Very importantly, it must be acknowledged that pleural effusion can occur at any time during treatment with Dasatinib. For example, in DASISION, the median time to first grade 1/2 pleural effusion was 114 weeks (range, 4-299 weeks). Therefore, for all patients on Dasatnib, there must remain a watchful observation for the occurrence of pleural effusions and when they occur, to be promptly managed. Given the rapid recurrence of symptomatic bilateral effusions in our patient in 2025, with no evidence for significant volume overload (weight + physical exam), and although there may be some contribution from pulmonary hypertension as manifested by the cardiac echo data, we submit that our patient’s recurrent bilateral pleural effusions are more likely secondary to Dasatinib, even after several years of being on the drug for CML. Following the latest admission to the hospital in late July 2025, Dasatinib was withheld, pending further review.

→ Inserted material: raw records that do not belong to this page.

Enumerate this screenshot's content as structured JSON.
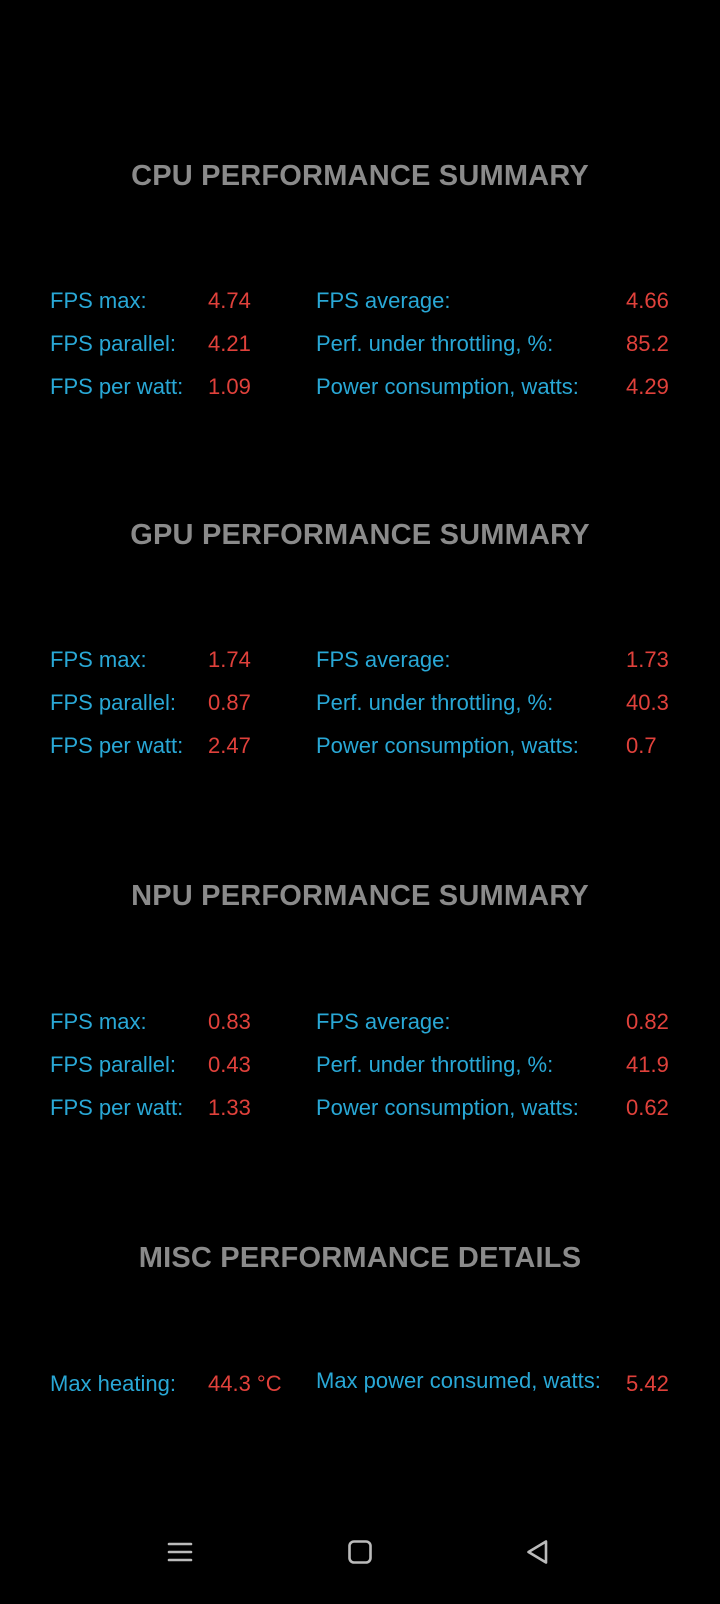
{
  "sections": [
    {
      "title": "CPU PERFORMANCE SUMMARY",
      "rows": [
        {
          "label1": "FPS max:",
          "value1": "4.74",
          "label2": "FPS average:",
          "value2": "4.66"
        },
        {
          "label1": "FPS parallel:",
          "value1": "4.21",
          "label2": "Perf. under throttling, %:",
          "value2": "85.2"
        },
        {
          "label1": "FPS per watt:",
          "value1": "1.09",
          "label2": "Power consumption, watts:",
          "value2": "4.29"
        }
      ]
    },
    {
      "title": "GPU PERFORMANCE SUMMARY",
      "rows": [
        {
          "label1": "FPS max:",
          "value1": "1.74",
          "label2": "FPS average:",
          "value2": "1.73"
        },
        {
          "label1": "FPS parallel:",
          "value1": "0.87",
          "label2": "Perf. under throttling, %:",
          "value2": "40.3"
        },
        {
          "label1": "FPS per watt:",
          "value1": "2.47",
          "label2": "Power consumption, watts:",
          "value2": "0.7"
        }
      ]
    },
    {
      "title": "NPU PERFORMANCE SUMMARY",
      "rows": [
        {
          "label1": "FPS max:",
          "value1": "0.83",
          "label2": "FPS average:",
          "value2": "0.82"
        },
        {
          "label1": "FPS parallel:",
          "value1": "0.43",
          "label2": "Perf. under throttling, %:",
          "value2": "41.9"
        },
        {
          "label1": "FPS per watt:",
          "value1": "1.33",
          "label2": "Power consumption, watts:",
          "value2": "0.62"
        }
      ]
    },
    {
      "title": "MISC PERFORMANCE DETAILS",
      "rows": [
        {
          "label1": "Max heating:",
          "value1": "44.3 °C",
          "label2": "Max power consumed, watts:",
          "value2": "5.42"
        }
      ]
    }
  ],
  "navbar": {
    "icons": [
      "menu-icon",
      "home-icon",
      "back-icon"
    ]
  },
  "colors": {
    "background": "#000000",
    "title": "#8a8a8a",
    "label": "#29a8d6",
    "value": "#e0413b",
    "nav_icon": "#bbbbbb"
  }
}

There was no evidence supporting severe decompensated RV failure such as worsening symptomatic right heart failure from pulmonary hypertension and he exhibited no hepatomegaly, a pulsatile or tender liver, new peripheral edema or ascites. His inter-dialytic weight gains did not change, and he had continued to tolerate the thrice weekly IDPN infusions for nutrition support. While awaiting follow up results following the discontinuation of Dasatinib in late July 2025, we strongly posit that our patient’s recurrent symptomatic bilateral pleural effusions despite repeated monthly bilateral therapeutic thoracentesis where upwards of 0.5 – 1.5 liters of pleural fluid were repeatedly removed from each lung respectively, were secondary to Dasatininb adverse reactions. As shown in previous Phase 3 drug trials, such pleural effusions could occur after several years on Dasatininb. Our patient started Dasatinib for CML in early 2017 and only started exhibiting such recurrent pleural effusions in November 2024, over 7 years later. Coincidentally, the altered mental status had occurred about 6 weeks after starting Oxybutynin and this has since resolved since the drug was also discontinued at the last admission in late July 2025. As at last review in early August 2025, the patient is feeling better, much improved, not short of breath, and no longer confused. This is a lesson for providers when considering adverse drug reactions and the timing of drug initiation.